Chabad-House Style: This categorization refers to people with whom the Gezhe lifestyle does not necessarily resonate, but who love the Lubavitch movement. If you are Chabad-House style, you are likely to invite lots of guests who are not necessarily frum to come over for Shabbat, are open-minded, discuss anything from politics to art to current events at your Shabbat table and are generally a professional of some sort. At the same time, you are very dedicated to Lubavitch and its principles such as loving every Jew and respecting the Rebbe and Chassidus. Basically, you run your home like a Chabad-House the way it would be run in any place outside of Crown Heights.
Baal Teshuva Scene: If you are a member of the Baal Teshuva scene and are a woman, you went to Machon Chana or alternatively, Machon Alta (if you are is Israeli), and if you're a man you went to Hadar HaTorah or Morristown. You're very careful about halakha and respect the Ghezhe lifestyle very much. You still have an open mind and an open home and love to talk about your old days as a hippie.

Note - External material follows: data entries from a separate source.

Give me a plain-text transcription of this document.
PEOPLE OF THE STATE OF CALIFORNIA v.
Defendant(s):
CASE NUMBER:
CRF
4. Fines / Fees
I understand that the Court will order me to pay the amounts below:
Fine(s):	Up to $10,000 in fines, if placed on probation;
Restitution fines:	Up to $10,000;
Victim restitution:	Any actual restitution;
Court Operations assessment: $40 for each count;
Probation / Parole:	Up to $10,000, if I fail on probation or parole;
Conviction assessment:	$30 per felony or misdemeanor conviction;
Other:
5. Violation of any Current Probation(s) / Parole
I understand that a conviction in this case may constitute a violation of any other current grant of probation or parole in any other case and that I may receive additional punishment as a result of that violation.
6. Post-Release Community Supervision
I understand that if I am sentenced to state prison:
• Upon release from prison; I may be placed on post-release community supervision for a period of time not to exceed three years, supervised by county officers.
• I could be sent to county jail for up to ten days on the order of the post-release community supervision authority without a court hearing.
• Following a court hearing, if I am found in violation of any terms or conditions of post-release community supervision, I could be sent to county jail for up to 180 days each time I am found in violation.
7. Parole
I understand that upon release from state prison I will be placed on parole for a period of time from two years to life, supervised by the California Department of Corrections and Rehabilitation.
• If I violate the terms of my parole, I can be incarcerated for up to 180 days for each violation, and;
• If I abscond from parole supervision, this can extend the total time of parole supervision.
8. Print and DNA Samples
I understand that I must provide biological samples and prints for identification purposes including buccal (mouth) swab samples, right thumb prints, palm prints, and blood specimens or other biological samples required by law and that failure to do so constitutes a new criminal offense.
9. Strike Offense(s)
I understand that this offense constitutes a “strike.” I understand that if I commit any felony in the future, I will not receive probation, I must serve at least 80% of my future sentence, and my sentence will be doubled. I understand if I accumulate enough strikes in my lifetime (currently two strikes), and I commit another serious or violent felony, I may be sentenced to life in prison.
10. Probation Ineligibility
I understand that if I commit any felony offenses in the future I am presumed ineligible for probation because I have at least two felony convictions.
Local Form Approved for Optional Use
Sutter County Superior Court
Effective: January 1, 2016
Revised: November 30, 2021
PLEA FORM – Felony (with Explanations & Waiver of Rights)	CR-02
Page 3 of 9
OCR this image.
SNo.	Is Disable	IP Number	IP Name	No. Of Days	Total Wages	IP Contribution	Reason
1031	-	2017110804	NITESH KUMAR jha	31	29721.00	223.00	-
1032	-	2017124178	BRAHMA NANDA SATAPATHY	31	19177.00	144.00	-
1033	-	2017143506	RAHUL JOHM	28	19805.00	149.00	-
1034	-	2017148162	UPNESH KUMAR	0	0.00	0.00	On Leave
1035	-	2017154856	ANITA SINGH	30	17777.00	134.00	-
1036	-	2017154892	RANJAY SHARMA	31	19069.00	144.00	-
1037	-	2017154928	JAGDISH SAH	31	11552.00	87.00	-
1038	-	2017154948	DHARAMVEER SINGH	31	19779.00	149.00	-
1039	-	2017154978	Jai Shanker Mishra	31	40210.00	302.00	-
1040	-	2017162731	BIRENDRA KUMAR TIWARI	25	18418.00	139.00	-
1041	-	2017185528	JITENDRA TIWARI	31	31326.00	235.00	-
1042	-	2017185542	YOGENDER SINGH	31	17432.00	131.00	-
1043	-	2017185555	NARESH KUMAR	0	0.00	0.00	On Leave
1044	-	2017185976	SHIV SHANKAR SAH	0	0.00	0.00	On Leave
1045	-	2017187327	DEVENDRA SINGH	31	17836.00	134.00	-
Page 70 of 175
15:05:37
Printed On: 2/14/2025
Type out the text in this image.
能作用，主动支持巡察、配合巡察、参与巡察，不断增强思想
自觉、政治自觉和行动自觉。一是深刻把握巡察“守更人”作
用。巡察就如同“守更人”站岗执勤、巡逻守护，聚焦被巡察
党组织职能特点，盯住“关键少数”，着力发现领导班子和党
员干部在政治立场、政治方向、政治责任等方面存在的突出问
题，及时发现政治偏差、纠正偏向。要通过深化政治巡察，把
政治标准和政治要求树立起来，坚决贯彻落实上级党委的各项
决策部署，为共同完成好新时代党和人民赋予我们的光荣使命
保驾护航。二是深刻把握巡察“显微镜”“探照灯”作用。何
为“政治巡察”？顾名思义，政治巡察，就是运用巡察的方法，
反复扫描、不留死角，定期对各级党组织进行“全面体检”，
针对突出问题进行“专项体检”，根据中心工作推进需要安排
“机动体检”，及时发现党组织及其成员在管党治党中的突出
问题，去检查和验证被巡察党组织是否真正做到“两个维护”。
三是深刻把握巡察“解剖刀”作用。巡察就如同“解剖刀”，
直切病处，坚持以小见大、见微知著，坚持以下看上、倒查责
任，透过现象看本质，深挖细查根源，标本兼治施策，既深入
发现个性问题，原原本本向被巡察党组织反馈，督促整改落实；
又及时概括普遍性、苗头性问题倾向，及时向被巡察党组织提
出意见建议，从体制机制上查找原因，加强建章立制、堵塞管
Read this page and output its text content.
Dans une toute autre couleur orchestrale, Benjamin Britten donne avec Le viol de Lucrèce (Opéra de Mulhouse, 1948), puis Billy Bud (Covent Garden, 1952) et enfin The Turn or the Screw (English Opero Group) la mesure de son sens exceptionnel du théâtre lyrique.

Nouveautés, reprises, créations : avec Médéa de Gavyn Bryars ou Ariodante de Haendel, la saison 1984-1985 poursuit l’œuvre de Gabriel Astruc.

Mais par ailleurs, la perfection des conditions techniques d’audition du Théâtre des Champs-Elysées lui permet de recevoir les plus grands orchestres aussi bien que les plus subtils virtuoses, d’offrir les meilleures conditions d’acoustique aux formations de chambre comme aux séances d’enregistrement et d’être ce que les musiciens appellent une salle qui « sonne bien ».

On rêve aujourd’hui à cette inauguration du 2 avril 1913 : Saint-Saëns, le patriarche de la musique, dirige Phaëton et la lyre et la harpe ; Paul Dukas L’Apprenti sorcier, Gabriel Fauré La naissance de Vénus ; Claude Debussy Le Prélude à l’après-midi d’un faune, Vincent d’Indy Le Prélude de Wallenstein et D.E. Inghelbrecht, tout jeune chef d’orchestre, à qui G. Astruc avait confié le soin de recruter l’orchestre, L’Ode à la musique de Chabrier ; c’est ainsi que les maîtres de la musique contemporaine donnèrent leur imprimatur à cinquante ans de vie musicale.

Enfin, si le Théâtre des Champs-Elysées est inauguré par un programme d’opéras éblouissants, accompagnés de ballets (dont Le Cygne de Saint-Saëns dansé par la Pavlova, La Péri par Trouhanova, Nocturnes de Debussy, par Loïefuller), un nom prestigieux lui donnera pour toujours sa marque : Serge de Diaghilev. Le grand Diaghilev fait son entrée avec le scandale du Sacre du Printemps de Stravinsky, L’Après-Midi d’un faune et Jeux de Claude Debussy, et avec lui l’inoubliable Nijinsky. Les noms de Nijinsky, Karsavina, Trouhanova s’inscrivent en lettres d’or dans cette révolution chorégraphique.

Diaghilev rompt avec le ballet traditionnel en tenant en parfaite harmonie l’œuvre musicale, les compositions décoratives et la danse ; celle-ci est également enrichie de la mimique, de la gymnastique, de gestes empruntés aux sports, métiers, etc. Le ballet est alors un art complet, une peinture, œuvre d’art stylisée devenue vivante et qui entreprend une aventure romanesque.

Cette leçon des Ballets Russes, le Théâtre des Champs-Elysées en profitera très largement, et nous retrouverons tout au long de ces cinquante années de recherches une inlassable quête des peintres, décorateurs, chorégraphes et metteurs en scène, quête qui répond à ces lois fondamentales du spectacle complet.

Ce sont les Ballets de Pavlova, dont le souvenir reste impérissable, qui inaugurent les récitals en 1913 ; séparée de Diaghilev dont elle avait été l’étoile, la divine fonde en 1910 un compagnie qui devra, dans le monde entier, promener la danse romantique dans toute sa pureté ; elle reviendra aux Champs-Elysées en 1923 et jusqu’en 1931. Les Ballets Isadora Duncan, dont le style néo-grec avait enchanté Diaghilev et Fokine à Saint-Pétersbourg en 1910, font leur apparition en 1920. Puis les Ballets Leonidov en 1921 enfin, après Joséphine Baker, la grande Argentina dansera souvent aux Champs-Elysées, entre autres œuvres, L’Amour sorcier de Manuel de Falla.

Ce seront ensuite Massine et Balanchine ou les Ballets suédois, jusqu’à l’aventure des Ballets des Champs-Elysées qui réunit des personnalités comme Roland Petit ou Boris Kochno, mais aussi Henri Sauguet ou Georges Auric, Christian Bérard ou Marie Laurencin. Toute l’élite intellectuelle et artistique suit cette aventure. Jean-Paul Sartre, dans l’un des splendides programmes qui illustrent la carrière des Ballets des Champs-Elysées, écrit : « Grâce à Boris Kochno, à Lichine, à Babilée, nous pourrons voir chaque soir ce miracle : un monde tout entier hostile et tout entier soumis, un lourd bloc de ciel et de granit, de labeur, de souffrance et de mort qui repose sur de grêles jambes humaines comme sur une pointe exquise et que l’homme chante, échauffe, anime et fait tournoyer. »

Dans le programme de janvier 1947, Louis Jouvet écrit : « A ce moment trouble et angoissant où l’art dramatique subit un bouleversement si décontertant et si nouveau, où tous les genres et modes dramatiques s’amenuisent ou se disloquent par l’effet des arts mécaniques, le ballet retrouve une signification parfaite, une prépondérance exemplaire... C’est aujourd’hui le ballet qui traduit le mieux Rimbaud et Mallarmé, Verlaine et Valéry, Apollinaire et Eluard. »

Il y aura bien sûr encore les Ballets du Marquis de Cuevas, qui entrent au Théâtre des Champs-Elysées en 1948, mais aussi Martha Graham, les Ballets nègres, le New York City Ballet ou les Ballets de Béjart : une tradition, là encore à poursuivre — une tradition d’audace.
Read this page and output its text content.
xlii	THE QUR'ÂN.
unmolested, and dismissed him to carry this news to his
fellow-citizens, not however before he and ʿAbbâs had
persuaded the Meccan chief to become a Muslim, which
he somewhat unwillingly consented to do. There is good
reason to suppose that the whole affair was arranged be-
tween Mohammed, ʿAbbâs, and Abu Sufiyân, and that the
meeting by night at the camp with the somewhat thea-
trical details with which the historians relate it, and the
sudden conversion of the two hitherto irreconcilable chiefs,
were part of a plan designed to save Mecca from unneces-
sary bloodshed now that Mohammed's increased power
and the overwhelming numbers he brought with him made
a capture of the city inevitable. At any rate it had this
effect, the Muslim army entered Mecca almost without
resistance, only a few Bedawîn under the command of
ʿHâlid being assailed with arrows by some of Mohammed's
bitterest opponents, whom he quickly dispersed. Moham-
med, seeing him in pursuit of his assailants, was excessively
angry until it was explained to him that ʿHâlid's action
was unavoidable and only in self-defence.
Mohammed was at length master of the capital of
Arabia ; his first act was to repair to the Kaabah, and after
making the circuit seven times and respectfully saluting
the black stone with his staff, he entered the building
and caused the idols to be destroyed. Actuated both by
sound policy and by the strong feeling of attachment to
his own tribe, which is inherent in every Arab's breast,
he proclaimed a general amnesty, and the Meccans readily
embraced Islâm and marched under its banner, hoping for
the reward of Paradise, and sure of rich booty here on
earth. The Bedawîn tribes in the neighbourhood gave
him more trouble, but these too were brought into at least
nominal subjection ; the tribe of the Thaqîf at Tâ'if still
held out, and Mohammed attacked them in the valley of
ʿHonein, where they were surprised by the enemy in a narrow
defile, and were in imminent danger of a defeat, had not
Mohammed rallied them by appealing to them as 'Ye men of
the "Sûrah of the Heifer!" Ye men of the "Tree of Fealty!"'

Sephardi Scene (French/ Israeli): People who are Sephardi or come from abroad who seem to stay close to others they know from their original countries.
Singles Scene: If you are part of the singles scene, you are an adolescent boy or girl, alternatively in your early twenties, and hang out with people of the opposite sex. Generally the people who are part of this scene are more modern. The shul Aliyah is often associated with members of this community.
Singles Communities (Male/ Female): There are separate singles communities, one of unmarried girls and the other of unmarried guys. The unmarried girls usually go to Nightlife, which is programming for single girls. Many of these girls are usually seminary graduates who now work at a Chabad House or in the Diamond District or go to school at Touro or Stern. The guys are generally in yeshiva or working.
Sydney Boys: A sub-culture of the Male Singles Community, these are the guys who went to yeshiva in Sydney, Australia and form a tight-knit group. They are generally very frum Lubavitchers who wouldn't necessarily mind going to a bar to get a drink and maybe watch sports. They'll also read newspapers and possibly talk about politics. Their wardrobe extends beyond black and white.
Sheitel Hookers: Sheitel Hookers are associated with Beis Shmuel, although the shul definitely encompasses more than than prototype and is run by a very sincere man who wanted to create a Chabad-House for people on the fringers of Orthodoxy. The men generally shave or trim their beards and are more money-oriented and possibly ambitious, while the women wear supposedly sexually attractive sheitels, and tight, designer clothing. They may go to the park in 6-inch heels. They also vacation together in Florida.
Young Married Couples: These are young married couples who are regular people, probably have a job, and would like to move out of Crown Heights after a couple of years. It's like the Washington Heights community, but for Lubavitchers.